Juan se sacudió la mano que lo agarraba del brazo y entró en el patio de armas, hacia la escalera que subía por la esquina derecha. A Zolin le molestó aún más que lo ignorara, y cuando su hermano ya se disponía a subir, le gritó:
—¿Me tomas por tonto?
El otro se detuvo, pero no se volvió mientras Zolin añadía con desprecio:
—La utilizas. Está claro que la proteges y la cuidas porque te conviene.

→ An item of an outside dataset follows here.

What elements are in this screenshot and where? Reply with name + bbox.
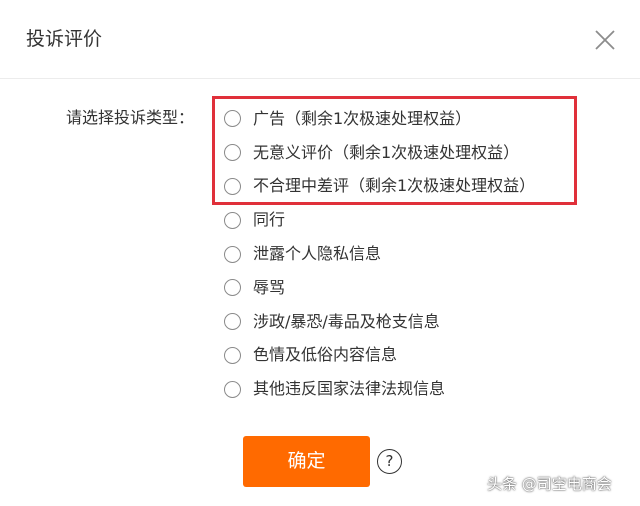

Juan entonces se giró y fue hacia él con paso imperioso. Por el porte tenso de su cuerpo y los puños, temió que fuera a pegarle, pero se detuvo con los brazos en jarras y la mirada retadora.
—Está ayudando a su pueblo —aseveró.
Zolin apretó los labios, furioso.
—¡Claro! Por eso a ella, a una antigua sacerdotisa, la pusiste bajo la tutela de fray Antonio, ¿no? Porque así ayuda a su pueblo, no a ti, desde luego —exclamó mientras sujetaba un puño cerrado con su otra mano—. Porque a eso juegas. Quieres que siga soltera y casta, como en el templo, para que el pueblo vea a la sacerdotisa de Xochiquetzal. Por eso van a misa. Al fin y al cabo, ella hace lo mismo que hacía durante los ritos dedicados a la diosa. La gente no acude porque ame la nueva religión, sino por ella, por la hija del último tlatoani de la ciudad, su último vínculo con los antiguos dioses y la antigua vida.
—¡Y funciona! —le espetó Juan mientras gesticulaba por encima de su cabeza—. ¿No escuchas lo que te he explicado mil veces? ¡Mataron al primo de Cortés como si fuera un vulgar pavo! ¿Por qué te crees que tuve que volver? No te tomo por tonto, Santiago, nunca te tomaría por tonto. Pero tampoco miento cuando digo que Carmen está ayudando a su pueblo. —Bajó los brazos y, en un intento de controlarse, casi musitó—: Sabes que nuestro verdadero señor, Pedro Solís… Bueno, ya lo oíste jactarse de la muerte de Cortés en tu propio bautizo. Y lo hizo mirándome, porque me sabe amigo de Ixtlilxochitl. Era como si dijera: ya no tienes protector. No podíamos darle motivos de reproche. Jamás los tuvo por los tributos, hiciste bien el trabajo en mi ausencia, pero la nueva religión… Teníamos que llenar la iglesia, y Carmen lo ha conseguido. Podríamos decir que al final Dios, a través de una sacerdotisa que ellos consideran pagana, nos ha protegido.
Zolin suspiró, arrepentido del desprecio que se había apoderado de él hacía un instante.
—¿Y tú la consideras pagana? —preguntó mirándolo a los ojos.
Una sombra de ternura cruzó la mirada de Juan.
—No ha traicionado a la diosa, Zolin, no la lleves tú a hacerlo.